Innanzitutto si rivolge ai protagonisti della VI commissione, aperta da Andrea Romano con la lettura dell’intervista al pescatore comparsa su Senza Soste. Il sindaco contesta la convocazione della commissione e metodi e contenuti coi quali si è svolta, atti a contestare l’operato della giunta ancor prima delle comunicazioni ufficiali della stessa.

Il discorso si fa più animato quando deve rispondere all’accusa di aver mentito circa le informazioni ricevute dalla Capitaneria di Porto. “Una volta informato, il Comune ha immediatamente attivato le procedure di competenza, attivando la protezione civile. Non avevamo nessun interesse a mentire”. In ogni caso “la modalità del contatto” della Capitaneria di Porto così come “il merito della questione” non hanno soddisfatto il sindaco, secondo cui, non era chiaro cosa fosse andato disperso. Poi si scatena. “E’ stata innescata una polemica sull’unico comune attivo, che è andato anche oltre le proprie competenze. Altri non hanno avviato nessun percorso: Pisa non ha fatto niente ad esempio, così come gli altri comuni della costa da Cecina a Rosignano ”. La riunione del giorno 30 – prosegue il sindaco - sarebbe stata convocata su suggerimento della dottoressa Calamai dell ASL,  informata dei fatti il giorno prima.  “La prefettura ha convocato la riunione alla presenza di Provincia, Regione, Capitaneria, Asl e Arpat. Ha escluso il Comune di Livorno. Per scelta. E vorrei far notare che i presenti a quel tavolo concludono affermando che la situazione non desta particolare allarme e che ciascuno deve agire secondo competenze. Ad esempio, si accusa il Comune di non aver fatto l’ordinanza per il blocco della pesca.  Non è affar nostro”.

Nel suo intervento, è completamente ignorata la responsabilità di informare la città.

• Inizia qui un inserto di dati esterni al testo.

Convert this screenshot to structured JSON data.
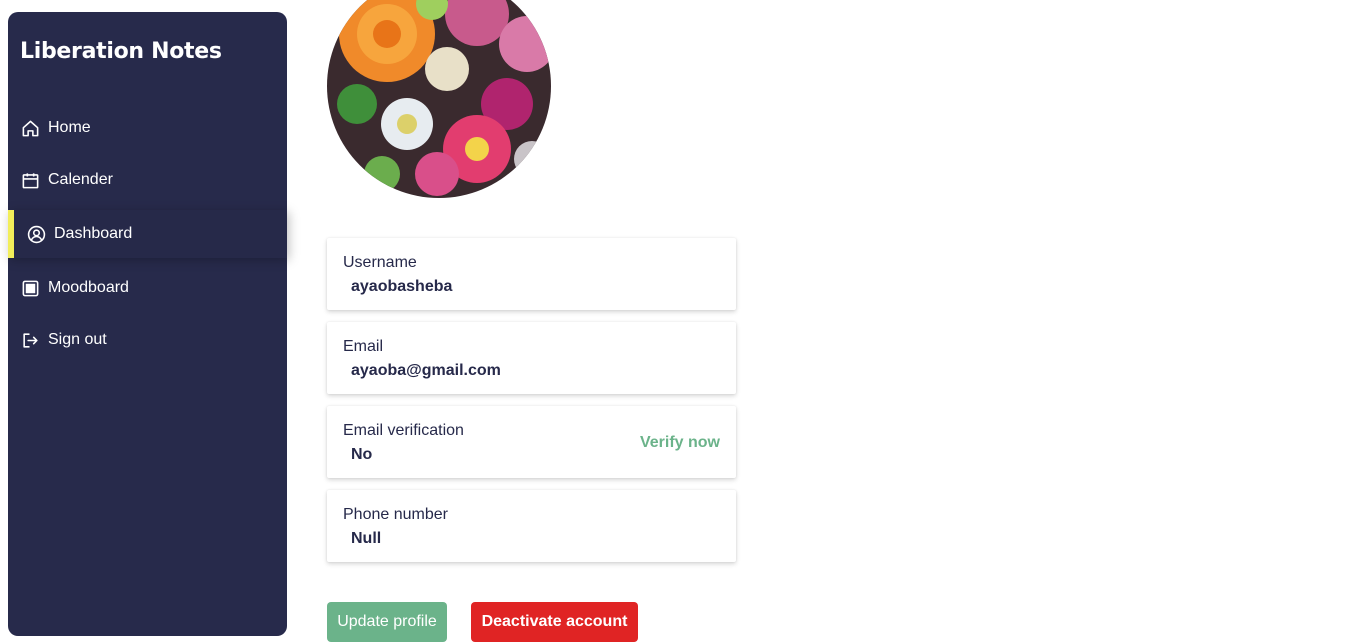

Si arriva al 4 gennaio. “Di mia iniziativa e accompagnato dal vicesindaco Bogi, mi sono recato alla Capitaneria di Porto per incontrare il comandante. Al quale ho chiesto chiarimenti sul poco coinvolgimento e delucidazioni su come si sarebbe intervenuti per il recupero dei bidoni. In ogni caso, puntualizzo, che è dalla prefettura che è uscita la certificazione che non si tratta di un disastro ambientale”. Il comandante assicura di aver diffidato l’armatore circa il recupero dei bidoni e che la Grimaldi ha risposto di aver incaricato la ditta Orsini di Catania. Qui il sindaco conclude, ribadendo la linearità del proprio operato e respingendo ad altri le accuse.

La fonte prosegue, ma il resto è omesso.